Martha fue la primera que se movió: también Franz trató de sacudir de sí tan extraña modorra. Parpadeó, se tiró de las solapas de la chaqueta.

—Le amo, aunque es pobre —dijo ella, en broma.

Y de pronto cambió su expresión. Se imaginó que también ella estaba sin dinero, y que los dos pasaban la velada del sábado en esta ruin tabernita, entre obreros adormilados y putillas baratas, en este silencio ensordecedor que sólo el reloj rompía con su tictac, cada uno con su vaso de vino viscoso.

Se imaginó, horrorizada, que este tierno indigente era realmente su marido, su joven marido, a quien ella nunca, renunciaría. Medias zurcidas, dos vestidos modestitos, un peine roto, una habitación con un espejo desazogado, sus manos ásperas de tanto lavar y tanto cocinar, y este tugurio, donde, por un reichsmark, se podía uno emborrachar por todo lo alto...

Tan aterrada se sintió que le hincó las uñas en la mano.

—¿Qué te pasa? Querida, no entiendo.

—Hale, levántate —dijo ella—, paga y vámonos. Se sofoca una aquí, no se puede respirar.

Aspirando el frío real de la noche, Martha recuperó instantáneamente su riqueza y, apretándose contra Franz, cambió el paso enseguida para ajustarlo al de él; Franz buscó y encontró su cálida muñeca entre los pliegues del abrigo de pieles.

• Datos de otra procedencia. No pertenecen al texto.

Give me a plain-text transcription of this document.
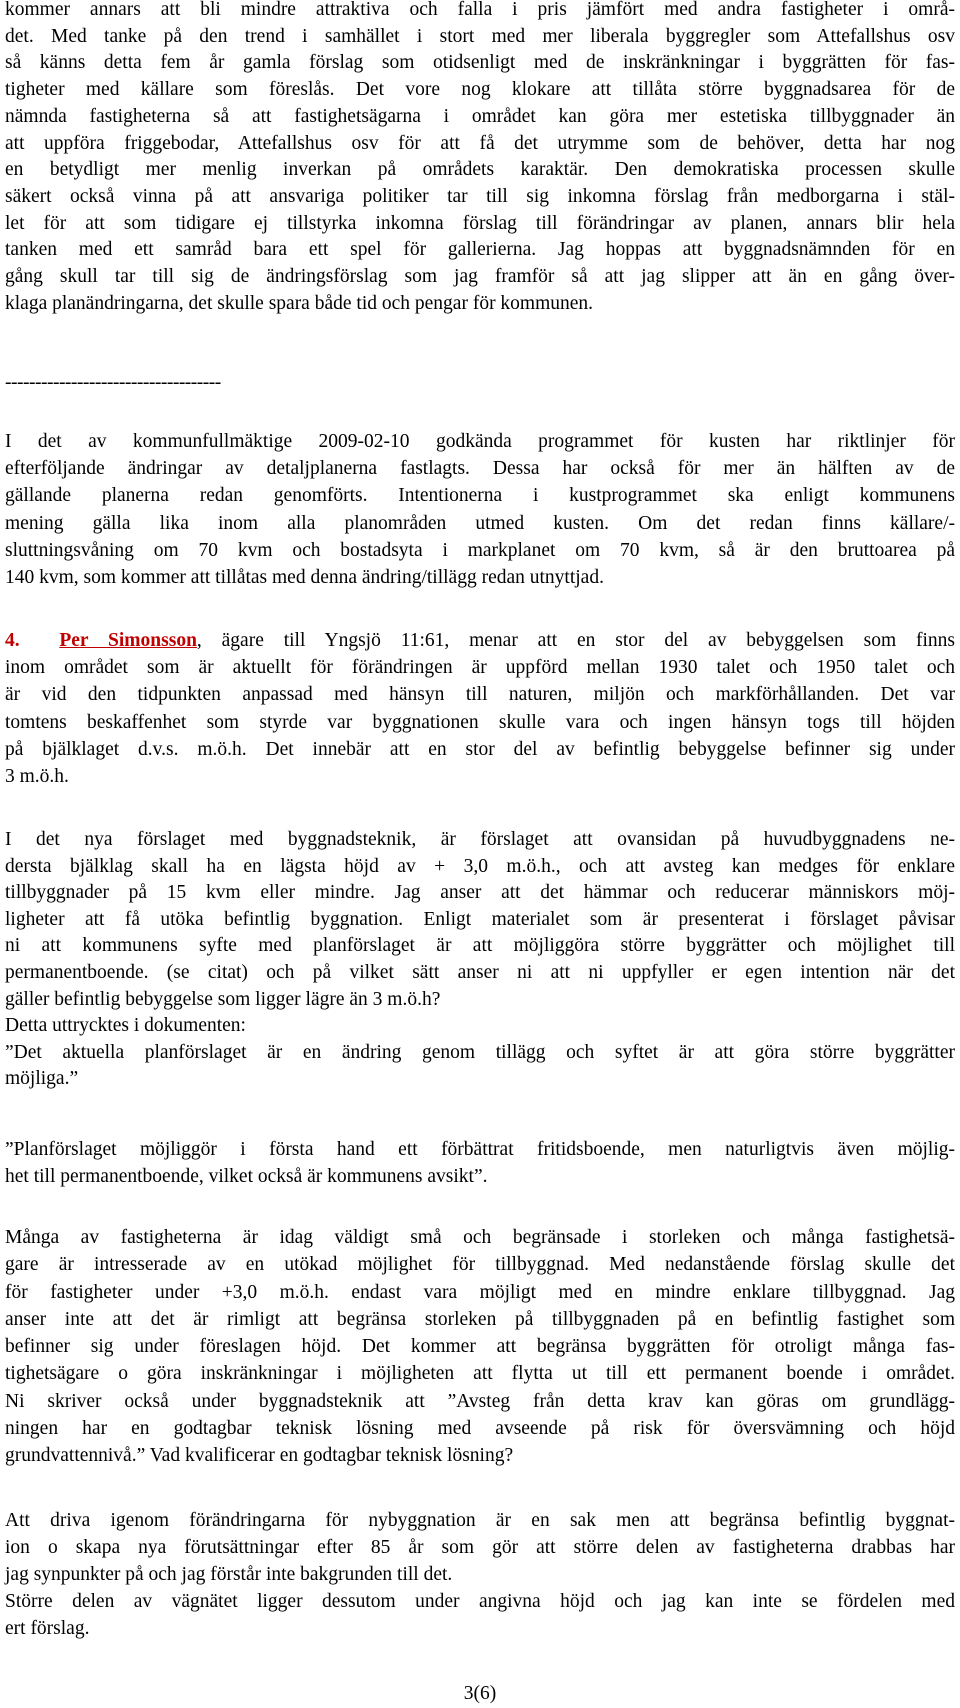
kommer annars att bli mindre attraktiva och falla i pris jämfört med andra fastigheter i områ-
det. Med tanke på den trend i samhället i stort med mer liberala byggregler som Attefallshus osv
så känns detta fem år gamla förslag som otidsenligt med de inskränkningar i byggrätten för fas-
tigheter med källare som föreslås. Det vore nog klokare att tillåta större byggnadsarea för de
nämnda fastigheterna så att fastighetsägarna i området kan göra mer estetiska tillbyggnader än
att uppföra friggebodar, Attefallshus osv för att få det utrymme som de behöver, detta har nog
en betydligt mer menlig inverkan på områdets karaktär. Den demokratiska processen skulle
säkert också vinna på att ansvariga politiker tar till sig inkomna förslag från medborgarna i stäl-
let för att som tidigare ej tillstyrka inkomna förslag till förändringar av planen, annars blir hela
tanken med ett samråd bara ett spel för gallerierna. Jag hoppas att byggnadsnämnden för en
gång skull tar till sig de ändringsförslag som jag framför så att jag slipper att än en gång över-
klaga planändringarna, det skulle spara både tid och pengar för kommunen.
------------------------------------
I det av kommunfullmäktige 2009-02-10 godkända programmet för kusten har riktlinjer för
efterföljande ändringar av detaljplanerna fastlagts. Dessa har också för mer än hälften av de
gällande planerna redan genomförts. Intentionerna i kustprogrammet ska enligt kommunens
mening gälla lika inom alla planområden utmed kusten. Om det redan finns källare/-
sluttningsvåning om 70 kvm och bostadsyta i markplanet om 70 kvm, så är den bruttoarea på
140 kvm, som kommer att tillåtas med denna ändring/tillägg redan utnyttjad.
4. Per Simonsson, ägare till Yngsjö 11:61, menar att en stor del av bebyggelsen som finns
inom området som är aktuellt för förändringen är uppförd mellan 1930 talet och 1950 talet och
är vid den tidpunkten anpassad med hänsyn till naturen, miljön och markförhållanden. Det var
tomtens beskaffenhet som styrde var byggnationen skulle vara och ingen hänsyn togs till höjden
på bjälklaget d.v.s. m.ö.h. Det innebär att en stor del av befintlig bebyggelse befinner sig under
3 m.ö.h.
I det nya förslaget med byggnadsteknik, är förslaget att ovansidan på huvudbyggnadens ne-
dersta bjälklag skall ha en lägsta höjd av + 3,0 m.ö.h., och att avsteg kan medges för enklare
tillbyggnader på 15 kvm eller mindre. Jag anser att det hämmar och reducerar människors möj-
ligheter att få utöka befintlig byggnation. Enligt materialet som är presenterat i förslaget påvisar
ni att kommunens syfte med planförslaget är att möjliggöra större byggrätter och möjlighet till
permanentboende. (se citat) och på vilket sätt anser ni att ni uppfyller er egen intention när det
gäller befintlig bebyggelse som ligger lägre än 3 m.ö.h?
Detta uttrycktes i dokumenten:
”Det aktuella planförslaget är en ändring genom tillägg och syftet är att göra större byggrätter
möjliga.”
”Planförslaget möjliggör i första hand ett förbättrat fritidsboende, men naturligtvis även möjlig-
het till permanentboende, vilket också är kommunens avsikt”.
Många av fastigheterna är idag väldigt små och begränsade i storleken och många fastighetsä-
gare är intresserade av en utökad möjlighet för tillbyggnad. Med nedanstående förslag skulle det
för fastigheter under +3,0 m.ö.h. endast vara möjligt med en mindre enklare tillbyggnad. Jag
anser inte att det är rimligt att begränsa storleken på tillbyggnaden på en befintlig fastighet som
befinner sig under föreslagen höjd. Det kommer att begränsa byggrätten för otroligt många fas-
tighetsägare o göra inskränkningar i möjligheten att flytta ut till ett permanent boende i området.
Ni skriver också under byggnadsteknik att ”Avsteg från detta krav kan göras om grundlägg-
ningen har en godtagbar teknisk lösning med avseende på risk för översvämning och höjd
grundvattennivå.” Vad kvalificerar en godtagbar teknisk lösning?
Att driva igenom förändringarna för nybyggnation är en sak men att begränsa befintlig byggnat-
ion o skapa nya förutsättningar efter 85 år som gör att större delen av fastigheterna drabbas har
jag synpunkter på och jag förstår inte bakgrunden till det.
Större delen av vägnätet ligger dessutom under angivna höjd och jag kan inte se fördelen med
ert förslag.
3(6)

A la mañana siguiente, acostada en su habitación bonita y luminosa, Martha recordó sonriente sus fantásticos miedos. «Seamos realistas», se tranquilizó a sí misma, «la cosa no puede ser más simple: sencillamente, tengo un amante. Y esto debiera embellecer mi existencia en lugar de complicarla. No es más que esto, en el fondo: un adorno agradable. Y si, por una de esas casualidades...» Pero lo curioso era que no conseguía encontrar una dirección específica para sus pensamientos. La calle de Franz terminaba en un callejón sin salida a cuyo fondo sus pensamientos llegaban invariablemente. No le era posible imaginar, por ejemplo, que Franz no existiese o, simplemente, que emergiera de la niebla algún otro admirador con una rosa en la mano, porque, en cuanto se acercaba lo suficiente para distinguirle, siempre resultaba ser Franz. Este día, como todos los días futuros, estaba empapado y coloreado por su pasión por Franz. Trataba de pensar en el pasado, en todos esos años imposibles en que aún no le conocía, pero entonces no era su propio pasado el que le venía a la mente, sino el de Franz: su pequeña ciudad, en la que había parado casualmente durante un viaje, crecía en sus pensamientos, y allí, entre la niebla, estaba la casa de tejado verde de Franz, que ella nunca había visto en la realidad, pero cuya descripción le había oído a él muchas veces, y el colegio de ladrillo a la vuelta de la esquina, y el frágil muchachito con gafas. Lo que Franz le había contado sobre su niñez era más importante que cualquier experiencia propia, y Martha no comprendía la razón de esto, y discutía consigo misma, tratando de refutar lo que afectaba a su sentido de conformidad y claridad.